21.02.23

ପ୍ରକାଶିତ |: 18.03.2023

Oatmeal and black tea and fire - the morning constant. Today is the first time I can go to Valle Norte. I am supposed to test the hiking trail, which is about to open, to check if the footbridges are intact, if the arrows are visible and placed in a comprehensible manner, etc.

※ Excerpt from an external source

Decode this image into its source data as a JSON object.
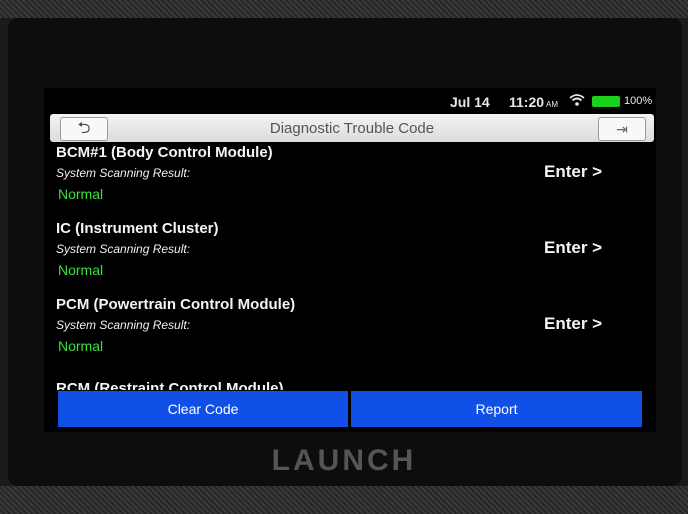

While the trail is easy to follow at first, it becomes more difficult after crossing several streams and encountering denser vegetation. Nevertheless, the hike is a highlight. The clear sky is reflected in crystal-clear, blue-tinted pools that form in the rocky, gently sloping streams. The final part of the hike leads through a rocky, dry riverbed surrounded by red-violet blooming fuchsias. Hummingbirds and other small songbirds swarm around me curiously. Upon reaching the top, a wonderful view opens up over the wooded valleys interspersed with waterfalls. The last patches of snow, together with a small waterfall flowing down from the summit, form a stream. The rock walls invite you to climb. It's definitely not ideal with bulky hiking shoes, but I can't resist. For lunch, we have chickpea soup with Pati, Lars, and Porter. After four plates, enriched with mayonnaise, which is served with almost every dish here, I am full. After lunch, we carry deadwood from the landslide to the shed. In the evening sun, a Chilean couple gives me travel tips for Bolivia. For dinner, we make pancitos topped with tuna, cucumber, and of course, mayonnaise.